If an access is going to memory from a CPU, it is going through the individual connections to the L1 to L2, to the L2 interface, to the system request queue, and then the memory controller.
Jaguar is a low-power architecture, so there are already things like half-width buses between the caches, and the L2 interface per cluster is only able to transfer a limited amount of data per clock.
The magic of caches is that (usually, hopefully) you don't need to lean on these connections more than 10% (or some other small number) of the time per level. So you only want to go out of the L1 10% of the time, and of the times you do, only 10% will hit the L2 interface.
AMD's architectures past this point have a memory crossbar with fixed width connections, which has itself been a bottleneck in the past.
There is also a request queue that coherent accesses (most CPU accesses) must go on so that they can be kept in order, snoop the other L2, and so that the Onion bus can do its job.
This is all in the uncore and would be part of the northbridge.
This ordered and coherent domain has to manage the traffic between the clients and broadcast coherence information (a lot of back and forth) between them.

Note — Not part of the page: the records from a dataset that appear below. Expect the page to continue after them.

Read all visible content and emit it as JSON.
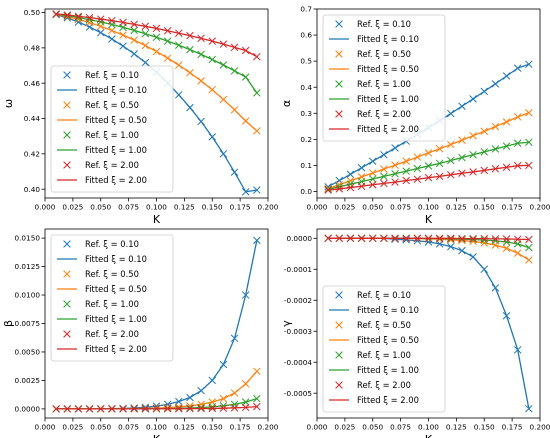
{
  "colors": {
    "0.10": "#1f77b4",
    "0.50": "#ff7f0e",
    "1.00": "#2ca02c",
    "2.00": "#d62728"
  },
  "legend": [
    "Ref. ξ = 0.10",
    "Fitted ξ = 0.10",
    "Ref. ξ = 0.50",
    "Fitted ξ = 0.50",
    "Ref. ξ = 1.00",
    "Fitted ξ = 1.00",
    "Ref. ξ = 2.00",
    "Fitted ξ = 2.00"
  ],
  "chart_data": [
    {
      "type": "line",
      "xlabel": "K",
      "ylabel": "ω",
      "xlim": [
        0.0,
        0.2
      ],
      "ylim": [
        0.395,
        0.502
      ],
      "xticks": [
        "0.000",
        "0.025",
        "0.050",
        "0.075",
        "0.100",
        "0.125",
        "0.150",
        "0.175",
        "0.200"
      ],
      "yticks": [
        "0.40",
        "0.42",
        "0.44",
        "0.46",
        "0.48",
        "0.50"
      ],
      "legend_position": "lower-left",
      "x": [
        0.01,
        0.02,
        0.03,
        0.04,
        0.05,
        0.06,
        0.07,
        0.08,
        0.09,
        0.1,
        0.11,
        0.12,
        0.13,
        0.14,
        0.15,
        0.16,
        0.17,
        0.18,
        0.19
      ],
      "series": [
        {
          "name": "ξ = 0.10",
          "ref": [
            0.4988,
            0.497,
            0.4946,
            0.4918,
            0.4886,
            0.485,
            0.481,
            0.4766,
            0.4717,
            0.4662,
            0.4601,
            0.4534,
            0.4462,
            0.4383,
            0.4296,
            0.42,
            0.4096,
            0.3985,
            0.3995
          ]
        },
        {
          "name": "ξ = 0.50",
          "ref": [
            0.499,
            0.4977,
            0.4961,
            0.4943,
            0.4922,
            0.4898,
            0.4872,
            0.4844,
            0.4813,
            0.4779,
            0.4742,
            0.4702,
            0.4659,
            0.4613,
            0.4563,
            0.4508,
            0.4449,
            0.4386,
            0.433
          ]
        },
        {
          "name": "ξ = 1.00",
          "ref": [
            0.4991,
            0.4982,
            0.4972,
            0.496,
            0.4947,
            0.4932,
            0.4916,
            0.4899,
            0.488,
            0.486,
            0.4838,
            0.4815,
            0.479,
            0.4763,
            0.4734,
            0.4703,
            0.467,
            0.4635,
            0.4545
          ]
        },
        {
          "name": "ξ = 2.00",
          "ref": [
            0.4992,
            0.4986,
            0.4979,
            0.4971,
            0.4963,
            0.4954,
            0.4944,
            0.4933,
            0.4922,
            0.491,
            0.4897,
            0.4883,
            0.4869,
            0.4854,
            0.4838,
            0.4821,
            0.4803,
            0.4785,
            0.475
          ]
        }
      ]
    },
    {
      "type": "line",
      "xlabel": "K",
      "ylabel": "α",
      "xlim": [
        0.0,
        0.2
      ],
      "ylim": [
        -0.025,
        0.7
      ],
      "xticks": [
        "0.000",
        "0.025",
        "0.050",
        "0.075",
        "0.100",
        "0.125",
        "0.150",
        "0.175",
        "0.200"
      ],
      "yticks": [
        "0.0",
        "0.1",
        "0.2",
        "0.3",
        "0.4",
        "0.5",
        "0.6",
        "0.7"
      ],
      "legend_position": "upper-left",
      "x": [
        0.01,
        0.02,
        0.03,
        0.04,
        0.05,
        0.06,
        0.07,
        0.08,
        0.09,
        0.1,
        0.11,
        0.12,
        0.13,
        0.14,
        0.15,
        0.16,
        0.17,
        0.18,
        0.19
      ],
      "series": [
        {
          "name": "ξ = 0.10",
          "ref": [
            0.018,
            0.042,
            0.066,
            0.091,
            0.116,
            0.141,
            0.167,
            0.193,
            0.219,
            0.245,
            0.272,
            0.299,
            0.327,
            0.355,
            0.384,
            0.413,
            0.443,
            0.473,
            0.488
          ]
        },
        {
          "name": "ξ = 0.50",
          "ref": [
            0.011,
            0.026,
            0.041,
            0.056,
            0.071,
            0.086,
            0.101,
            0.116,
            0.132,
            0.148,
            0.164,
            0.18,
            0.197,
            0.214,
            0.231,
            0.249,
            0.267,
            0.286,
            0.302
          ]
        },
        {
          "name": "ξ = 1.00",
          "ref": [
            0.008,
            0.018,
            0.028,
            0.038,
            0.048,
            0.058,
            0.068,
            0.078,
            0.088,
            0.098,
            0.108,
            0.119,
            0.13,
            0.141,
            0.152,
            0.163,
            0.174,
            0.185,
            0.189
          ]
        },
        {
          "name": "ξ = 2.00",
          "ref": [
            0.005,
            0.01,
            0.015,
            0.02,
            0.026,
            0.031,
            0.036,
            0.042,
            0.047,
            0.053,
            0.058,
            0.064,
            0.07,
            0.075,
            0.081,
            0.087,
            0.093,
            0.099,
            0.1
          ]
        }
      ]
    },
    {
      "type": "line",
      "xlabel": "K",
      "ylabel": "β",
      "xlim": [
        0.0,
        0.2
      ],
      "ylim": [
        -0.0008,
        0.0158
      ],
      "xticks": [
        "0.000",
        "0.025",
        "0.050",
        "0.075",
        "0.100",
        "0.125",
        "0.150",
        "0.175",
        "0.200"
      ],
      "yticks": [
        "0.0000",
        "0.0025",
        "0.0050",
        "0.0075",
        "0.0100",
        "0.0125",
        "0.0150"
      ],
      "legend_position": "upper-left",
      "x": [
        0.01,
        0.02,
        0.03,
        0.04,
        0.05,
        0.06,
        0.07,
        0.08,
        0.09,
        0.1,
        0.11,
        0.12,
        0.13,
        0.14,
        0.15,
        0.16,
        0.17,
        0.18,
        0.19
      ],
      "series": [
        {
          "name": "ξ = 0.10",
          "ref": [
            0.0,
            0.0,
            0.0,
            0.0,
            1e-05,
            2e-05,
            4e-05,
            8e-05,
            0.00014,
            0.00024,
            0.0004,
            0.00065,
            0.001,
            0.0016,
            0.0025,
            0.0039,
            0.0062,
            0.01,
            0.0148
          ]
        },
        {
          "name": "ξ = 0.50",
          "ref": [
            0.0,
            0.0,
            0.0,
            0.0,
            0.0,
            0.0,
            1e-05,
            2e-05,
            4e-05,
            7e-05,
            0.00011,
            0.00017,
            0.00026,
            0.0004,
            0.0006,
            0.0009,
            0.0014,
            0.0022,
            0.0033
          ]
        },
        {
          "name": "ξ = 1.00",
          "ref": [
            0.0,
            0.0,
            0.0,
            0.0,
            0.0,
            0.0,
            0.0,
            1e-05,
            1e-05,
            2e-05,
            3e-05,
            5e-05,
            8e-05,
            0.00012,
            0.00018,
            0.00027,
            0.0004,
            0.0006,
            0.0009
          ]
        },
        {
          "name": "ξ = 2.00",
          "ref": [
            0.0,
            0.0,
            0.0,
            0.0,
            0.0,
            0.0,
            0.0,
            0.0,
            0.0,
            1e-05,
            1e-05,
            1e-05,
            2e-05,
            3e-05,
            4e-05,
            6e-05,
            9e-05,
            0.00013,
            0.0002
          ]
        }
      ]
    },
    {
      "type": "line",
      "xlabel": "K",
      "ylabel": "γ",
      "xlim": [
        0.0,
        0.2
      ],
      "ylim": [
        -0.00058,
        3e-05
      ],
      "xticks": [
        "0.000",
        "0.025",
        "0.050",
        "0.075",
        "0.100",
        "0.125",
        "0.150",
        "0.175",
        "0.200"
      ],
      "yticks": [
        "0.0000",
        "-0.0001",
        "-0.0002",
        "-0.0003",
        "-0.0004",
        "-0.0005"
      ],
      "legend_position": "lower-left",
      "x": [
        0.01,
        0.02,
        0.03,
        0.04,
        0.05,
        0.06,
        0.07,
        0.08,
        0.09,
        0.1,
        0.11,
        0.12,
        0.13,
        0.14,
        0.15,
        0.16,
        0.17,
        0.18,
        0.19
      ],
      "series": [
        {
          "name": "ξ = 0.10",
          "ref": [
            0.0,
            0.0,
            0.0,
            0.0,
            0.0,
            0.0,
            -3e-06,
            -5e-06,
            -8e-06,
            -1.2e-05,
            -1.8e-05,
            -2.7e-05,
            -4e-05,
            -6e-05,
            -0.0001,
            -0.00016,
            -0.00025,
            -0.00036,
            -0.00055
          ]
        },
        {
          "name": "ξ = 0.50",
          "ref": [
            0.0,
            0.0,
            0.0,
            0.0,
            0.0,
            0.0,
            0.0,
            0.0,
            -1e-06,
            -2e-06,
            -3e-06,
            -5e-06,
            -7e-06,
            -1e-05,
            -1.5e-05,
            -2.2e-05,
            -3.2e-05,
            -4.8e-05,
            -7e-05
          ]
        },
        {
          "name": "ξ = 1.00",
          "ref": [
            0.0,
            0.0,
            0.0,
            0.0,
            0.0,
            0.0,
            0.0,
            0.0,
            0.0,
            -1e-06,
            -1e-06,
            -2e-06,
            -3e-06,
            -4e-06,
            -6e-06,
            -8e-06,
            -1.2e-05,
            -1.8e-05,
            -3e-05
          ]
        },
        {
          "name": "ξ = 2.00",
          "ref": [
            0.0,
            0.0,
            0.0,
            0.0,
            0.0,
            0.0,
            0.0,
            0.0,
            0.0,
            0.0,
            0.0,
            0.0,
            -1e-06,
            -1e-06,
            -1e-06,
            -2e-06,
            -2e-06,
            -3e-06,
            -4e-06
          ]
        }
      ]
    }
  ]
}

AMD probably wants to do this all without too much hardware, power, latency, or engineering effort.
Contrast this with Garlic, which is not coherent and deals with a GPU whose memory model is very weakly ordered, not CPU coherent, and whose memory subsystem has extremely long latency. This is a comparatively simpler connection that goes from the GPU memory subsystem to the memory controllers.
Thanks. Im still wondering why AMD would design more throughput for a DDR3 based apu versus a GDDR5 based apu.
But I don't won't to push the discussion off topic.